The laser glass consists of two parts, a matrix glass and an activated ion. The various physicochemical properties of VUV grade LiF optics are mainly determined by the matrix glass, and its spectral properties are mainly determined by the activated ions. However, the matrix glass and the activating ions interact with each other, so the activation ions have a certain influence on the physicochemical properties of the laser glass, and the influence of the matrix glass on its spectral properties is sometimes quite important. As the matrix glass of wholesale LiF optics, optical glass is mostly used at present. However, it is not suitable for any kind of optical glass to be used as laser glass. Any laser beam must meet the basic requirements. The following are summarized:
(1) The illuminating mechanism that activates ions must have metastable state to form a three-level or four-energy vertical mechanism; and it is required that the metastable state has a long life, so that the number of particles is easy to accumulate and reverse. In order to make the laser glass have higher efficiency and low oscillation value, the four-level is superior to the three-level in terms of the energy level mechanism. When the energy interval between the final state and the ground state is greater than 1000 cm-1, the final energy level is almost empty at room temperature. Therefore, pumping at room temperature is also prone to particle number inversion. At present, various activated ions of laser light have been generated in the glass, and Nd3+ ion ****, which is a four-level mechanism, the distance between the final state of the procurement customizable large size optical Window and the ground state energy level is about 1950 cm.

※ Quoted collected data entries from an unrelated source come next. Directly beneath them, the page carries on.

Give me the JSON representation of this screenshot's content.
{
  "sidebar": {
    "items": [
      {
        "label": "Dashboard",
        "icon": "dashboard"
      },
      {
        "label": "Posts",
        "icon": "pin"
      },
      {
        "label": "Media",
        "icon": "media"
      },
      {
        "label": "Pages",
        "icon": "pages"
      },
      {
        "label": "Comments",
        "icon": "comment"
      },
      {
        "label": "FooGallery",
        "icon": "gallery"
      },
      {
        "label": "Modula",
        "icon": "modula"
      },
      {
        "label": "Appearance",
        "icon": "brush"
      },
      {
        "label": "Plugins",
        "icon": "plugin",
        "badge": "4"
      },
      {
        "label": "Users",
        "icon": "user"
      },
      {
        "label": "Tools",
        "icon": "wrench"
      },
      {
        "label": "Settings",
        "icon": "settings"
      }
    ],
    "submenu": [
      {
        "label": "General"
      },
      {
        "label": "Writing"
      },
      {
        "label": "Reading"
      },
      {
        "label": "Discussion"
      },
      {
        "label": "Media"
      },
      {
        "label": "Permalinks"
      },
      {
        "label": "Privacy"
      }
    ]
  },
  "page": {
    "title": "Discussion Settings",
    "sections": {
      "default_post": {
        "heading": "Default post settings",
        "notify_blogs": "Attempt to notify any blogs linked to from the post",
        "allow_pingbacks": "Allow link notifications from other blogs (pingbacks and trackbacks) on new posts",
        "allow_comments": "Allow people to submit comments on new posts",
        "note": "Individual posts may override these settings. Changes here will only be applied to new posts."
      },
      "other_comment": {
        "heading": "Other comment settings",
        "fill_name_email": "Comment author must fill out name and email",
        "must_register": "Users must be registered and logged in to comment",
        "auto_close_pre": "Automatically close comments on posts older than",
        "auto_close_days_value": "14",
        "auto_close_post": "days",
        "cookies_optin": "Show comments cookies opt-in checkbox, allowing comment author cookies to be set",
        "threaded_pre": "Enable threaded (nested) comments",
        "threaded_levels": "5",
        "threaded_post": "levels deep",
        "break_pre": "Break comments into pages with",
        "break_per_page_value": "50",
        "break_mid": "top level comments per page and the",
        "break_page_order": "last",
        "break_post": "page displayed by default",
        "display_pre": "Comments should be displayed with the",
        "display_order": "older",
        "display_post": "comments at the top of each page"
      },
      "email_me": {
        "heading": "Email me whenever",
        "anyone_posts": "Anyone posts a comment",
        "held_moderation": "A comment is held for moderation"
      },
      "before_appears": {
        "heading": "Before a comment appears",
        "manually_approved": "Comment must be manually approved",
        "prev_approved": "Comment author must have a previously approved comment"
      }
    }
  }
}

(2) Laser glass must have a variety of spectral properties. Including absorption spectroscopy properties, it is required to have a wide and many absorption bands in the radiant light of the excitation source, a high absorption coefficient, and the absorption band and the peak of the radiation band of the light source overlap as much as possible, which is beneficial to make full use of the excitation light source. Energy; fluorescence spectral properties, generally require that its fluorescence band is small and narrow, so that the output energy is not dispersed; at the same time, in order to convert the absorbed excitation light energy into laser energy as much as possible, the quantum efficiency of fluorescence is required to be as high as possible. The internal energy loss is as small as possible.